BERLIN — The International Energy Agency says oil and gas companies aren't doing enough to reduce the release of methane, a potent source of planet-heating emissions, that is seeping out of pipelines and production plants.

A report published Monday by the Paris-based organization found the estimated 10% drop in methane emissions from oil and gas companies last year was largely due to lower production amid a global decline in demand due to the pandemic.

It warned that the amount of methane released into the atmosphere as part of the production process for fossil fuels could rebound again as economies recover, and called on countries and companies to do more to plug those leaks.

While carbon dioxide emissions from the burning of fossil fuels are the main source of greenhouse gases, methane contributes significantly to the problem as well because it is so much more effective than CO2 at trapping heat in the atmosphere.

The IEA said its Methane Tracker report suggests the oil and gas industry worldwide emitted more than 70 million metric tons of methane last year, equivalent to the total energy-related CO2 emissions from the 27-nation European Union.

 "There is no good reason to allow these harmful leaks to continue, and there is every reason for responsible operators to ensure that they are addressed," the agency's executive director, Fatih Birol, was quoted as saying.

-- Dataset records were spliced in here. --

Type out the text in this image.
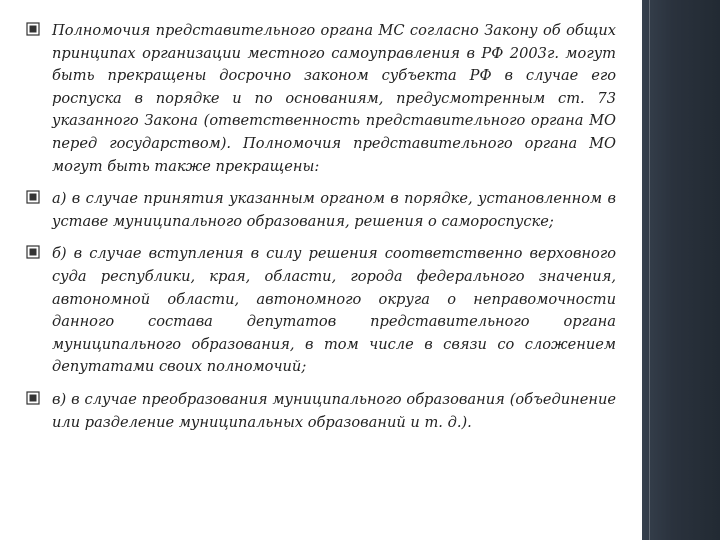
Полномочия представительного органа МС согласно Закону об общих принципах организации местного самоуправления в РФ 2003г. могут быть прекращены досрочно законом субъекта РФ в случае его роспуска в порядке и по основаниям, предусмотренным ст. 73 указанного Закона (ответственность представительного органа МО перед государством). Полномочия представительного органа МО могут быть также прекращены:
а) в случае принятия указанным органом в порядке, установленном в уставе муниципального образования, решения о самороспуске;
б) в случае вступления в силу решения соответственно верховного суда республики, края, области, города федерального значения, автономной области, автономного округа о неправомочности данного состава депутатов представительного органа муниципального образования, в том числе в связи со сложением депутатами своих полномочий;
в) в случае преобразования муниципального образования (объединение или разделение муниципальных образований и т. д.).
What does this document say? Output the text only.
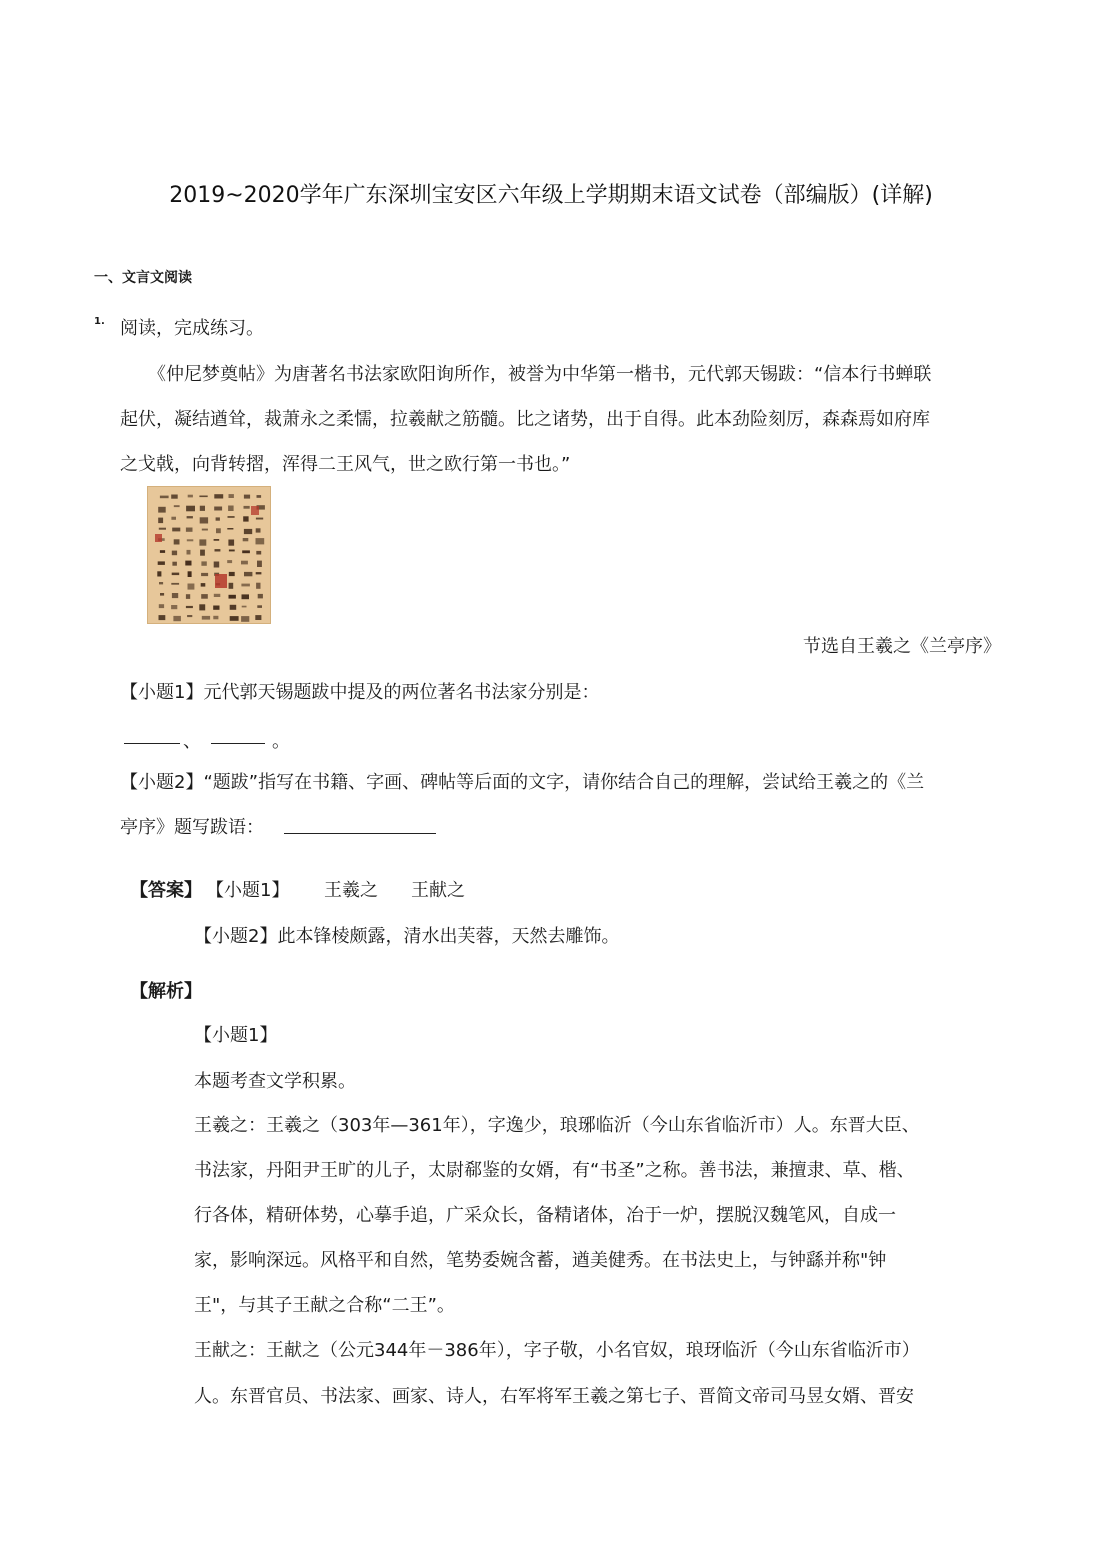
2019~2020学年广东深圳宝安区六年级上学期期末语文试卷（部编版）(详解)
一、文言文阅读
1. 阅读，完成练习。
《仲尼梦奠帖》为唐著名书法家欧阳询所作，被誉为中华第一楷书，元代郭天锡跋：“信本行书蝉联
起伏，凝结遒耸，裁萧永之柔懦，拉羲献之筋髓。比之诸势，出于自得。此本劲险刻厉，森森焉如府库
之戈戟，向背转摺，浑得二王风气，世之欧行第一书也。”
节选自王羲之《兰亭序》
【小题1】元代郭天锡题跋中提及的两位著名书法家分别是：
、	。
【小题2】“题跋”指写在书籍、字画、碑帖等后面的文字，请你结合自己的理解，尝试给王羲之的《兰
亭序》题写跋语：
【答案】 【小题1】 王羲之 王献之
【小题2】此本锋棱颇露，清水出芙蓉，天然去雕饰。
【解析】
【小题1】
本题考查文学积累。
王羲之：王羲之（303年—361年），字逸少，琅琊临沂（今山东省临沂市）人。东晋大臣、
书法家，丹阳尹王旷的儿子，太尉郗鉴的女婿，有“书圣”之称。善书法，兼擅隶、草、楷、
行各体，精研体势，心摹手追，广采众长，备精诸体，冶于一炉，摆脱汉魏笔风，自成一
家，影响深远。风格平和自然，笔势委婉含蓄，遒美健秀。在书法史上，与钟繇并称"钟
王"，与其子王献之合称“二王”。
王献之：王献之（公元344年－386年），字子敬，小名官奴，琅玡临沂（今山东省临沂市）
人。东晋官员、书法家、画家、诗人，右军将军王羲之第七子、晋简文帝司马昱女婿、晋安
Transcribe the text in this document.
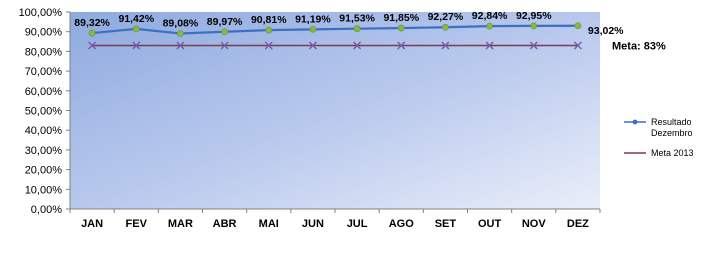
0,00%
10,00%
20,00%
30,00%
40,00%
50,00%
60,00%
70,00%
80,00%
90,00%
100,00%
JAN FEV MAR ABR MAI JUN JUL AGO SET OUT NOV DEZ
89,32% 91,42% 89,08% 89,97% 90,81% 91,19% 91,53% 91,85% 92,27% 92,84% 92,95%
93,02%
Meta: 83%
Resultado
Dezembro
Meta 2013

He added that governments could also help tackle the problem with more effective industry regulation.

Satellite imaging has become an increasingly important tool in pinpointing the source of man-made methane emissions in recent years.

The report cited data by analytics firm Kayrros showing that methane emissions decreased in Iraq, Kuwait, Turkmenistan and the United States last year, while increasing in Algeria, Kazakhstan and Russia, which saw a 32% rise in 2020 compared with the previous year.